NASA’s Mars Rover, Curiosity, has made a startling discovery amongst the dusty grey rocks of our nearest planet: a feline turd just under a kilometre in length. Despite being two storeys high and smelling strongly of fish heads, the planetary explorer managed to tread in it shortly before breakfast, while its sensors were still a bit bleary.
“Judging by the composition of this Martian doody and the way it splattered all around the wheel arches of Curiosity, we think this could be the strongest hint yet that Mars is home to fascinating life-forms”, explained Mission Control’s Charles ‘Chuck’ Peters. “That’s if they haven’t already been wiped out by some massive fucking space cat.”
Experts in space maths are currently trying to reprogram Curiosity, so that it can tiptoe carefully around the alien outrage and get on with its work. An initial attempt to laser a path through it was quickly abandoned, after Curiosity’s olfactory sensors caused it to vomit up an airbag.
It is hoped that the exploratory vehicle will reach the turd’s ‘pinch point’ some time before mid-November, but it’s a dangerous operation that exceeds the robot’s design brief. “Obviously, we tested Curiosity for most eventualities”, insisted Peters, “but owing to budgetary constraints, we took a risk that we wouldn’t be interrupted by a gargantuan fucking cat.” Hurried computer simulations now suggest that Curiosity could be buried unnoticed with the turd, or carried off and tormented, underneath a statistically improbable wardrobe.

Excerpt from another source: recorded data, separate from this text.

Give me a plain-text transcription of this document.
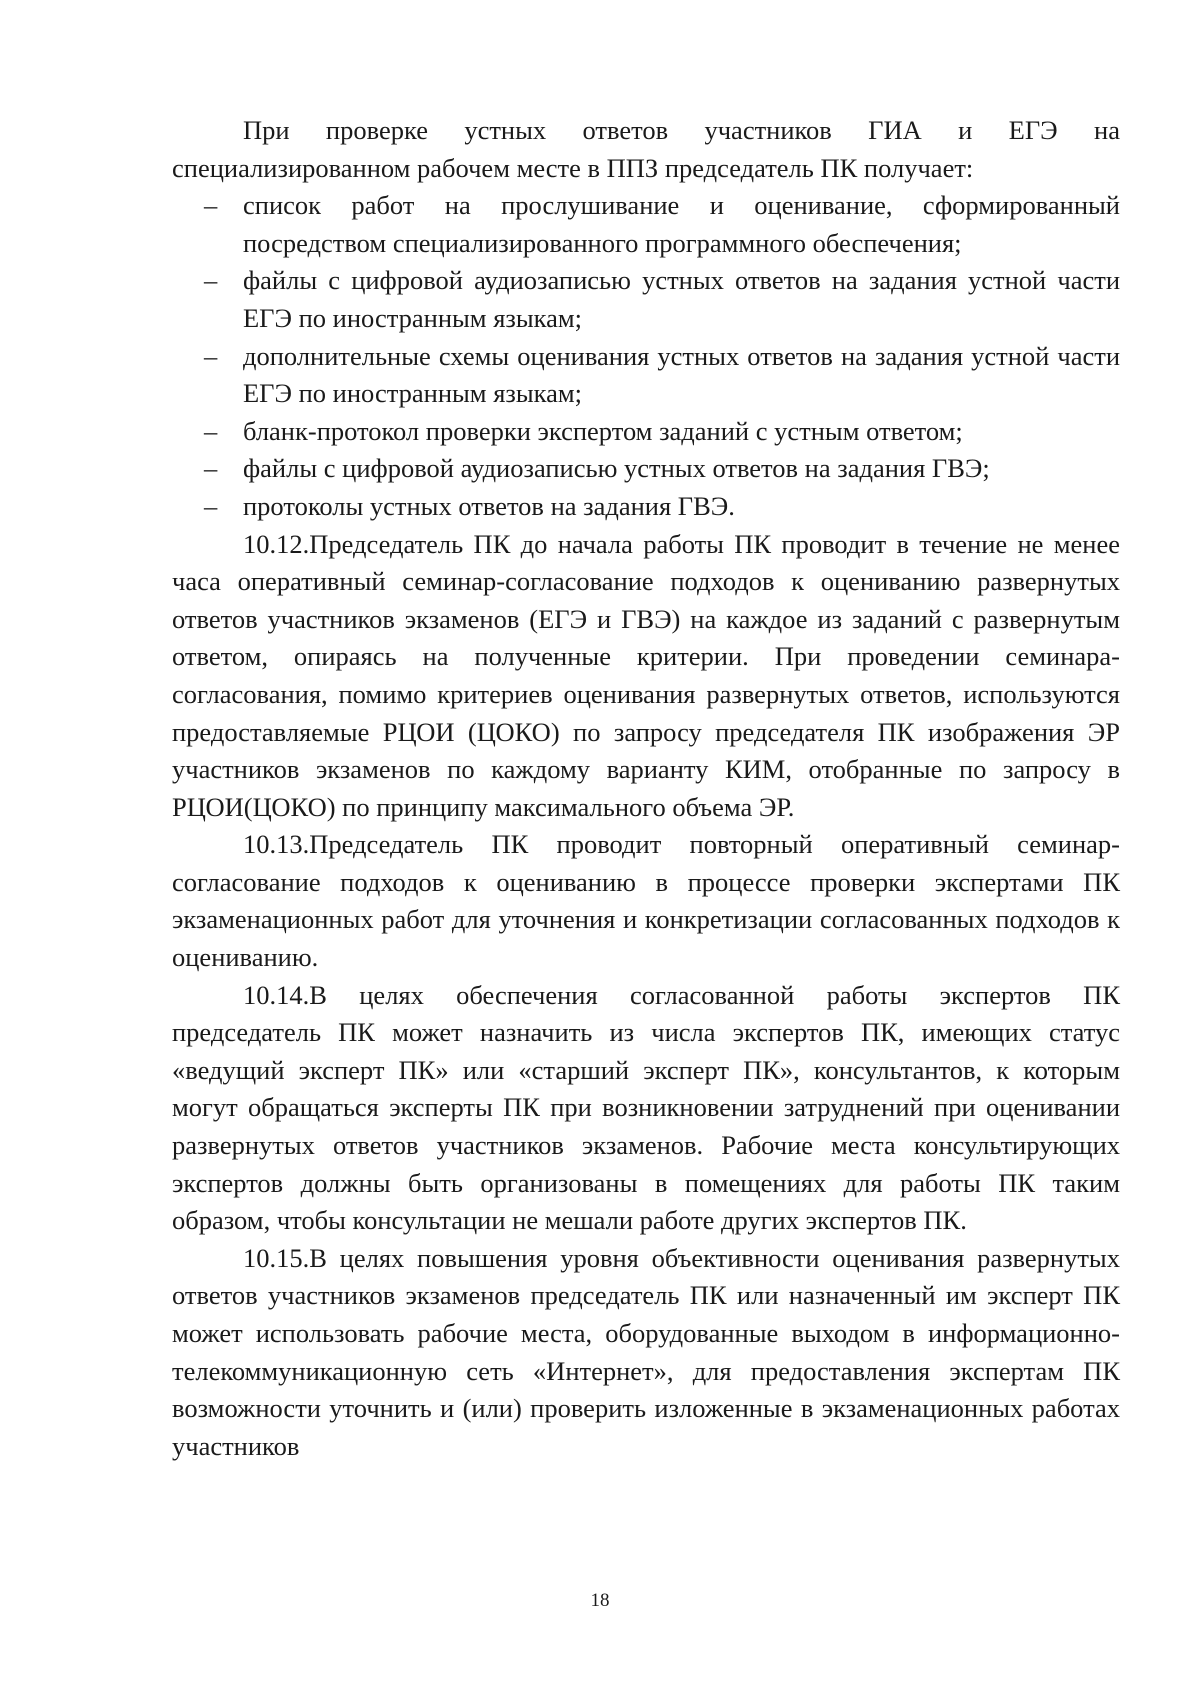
При проверке устных ответов участников ГИА и ЕГЭ на специализированном рабочем месте в ППЗ председатель ПК получает:

– список работ на прослушивание и оценивание, сформированный посредством специализированного программного обеспечения;
– файлы с цифровой аудиозаписью устных ответов на задания устной части ЕГЭ по иностранным языкам;
– дополнительные схемы оценивания устных ответов на задания устной части ЕГЭ по иностранным языкам;
– бланк-протокол проверки экспертом заданий с устным ответом;
– файлы с цифровой аудиозаписью устных ответов на задания ГВЭ;
– протоколы устных ответов на задания ГВЭ.

10.12.Председатель ПК до начала работы ПК проводит в течение не менее часа оперативный семинар-согласование подходов к оцениванию развернутых ответов участников экзаменов (ЕГЭ и ГВЭ) на каждое из заданий с развернутым ответом, опираясь на полученные критерии. При проведении семинара-согласования, помимо критериев оценивания развернутых ответов, используются предоставляемые РЦОИ (ЦОКО) по запросу председателя ПК изображения ЭР участников экзаменов по каждому варианту КИМ, отобранные по запросу в РЦОИ(ЦОКО) по принципу максимального объема ЭР.

10.13.Председатель ПК проводит повторный оперативный семинар-согласование подходов к оцениванию в процессе проверки экспертами ПК экзаменационных работ для уточнения и конкретизации согласованных подходов к оцениванию.

10.14.В целях обеспечения согласованной работы экспертов ПК председатель ПК может назначить из числа экспертов ПК, имеющих статус «ведущий эксперт ПК» или «старший эксперт ПК», консультантов, к которым могут обращаться эксперты ПК при возникновении затруднений при оценивании развернутых ответов участников экзаменов. Рабочие места консультирующих экспертов должны быть организованы в помещениях для работы ПК таким образом, чтобы консультации не мешали работе других экспертов ПК.

10.15.В целях повышения уровня объективности оценивания развернутых ответов участников экзаменов председатель ПК или назначенный им эксперт ПК может использовать рабочие места, оборудованные выходом в информационно-телекоммуникационную сеть «Интернет», для предоставления экспертам ПК возможности уточнить и (или) проверить изложенные в экзаменационных работах участников

18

While the shadow of the ‘faeces on Mars’ can be seen by amateur astronomers from Earth, no-one has yet captured an image of its owner. “That’s understandable”, explained Peters. “We now think that Mars was once covered with plush grassland, tiny mammals and even the odd avian species, but all that changed with the arrival of an alien, furry bastard. It's probably sleeping off its lunch, in a big drawer full of socks.”
The team hopes Curiosity can learn enough about Mars’ past to prevent a similar fate befalling our own planet, but Peters has a back-up plan, should a massive paw start trying to flip it over: “If we can grab it with the robot arm, we might just be able to rub its face in it.”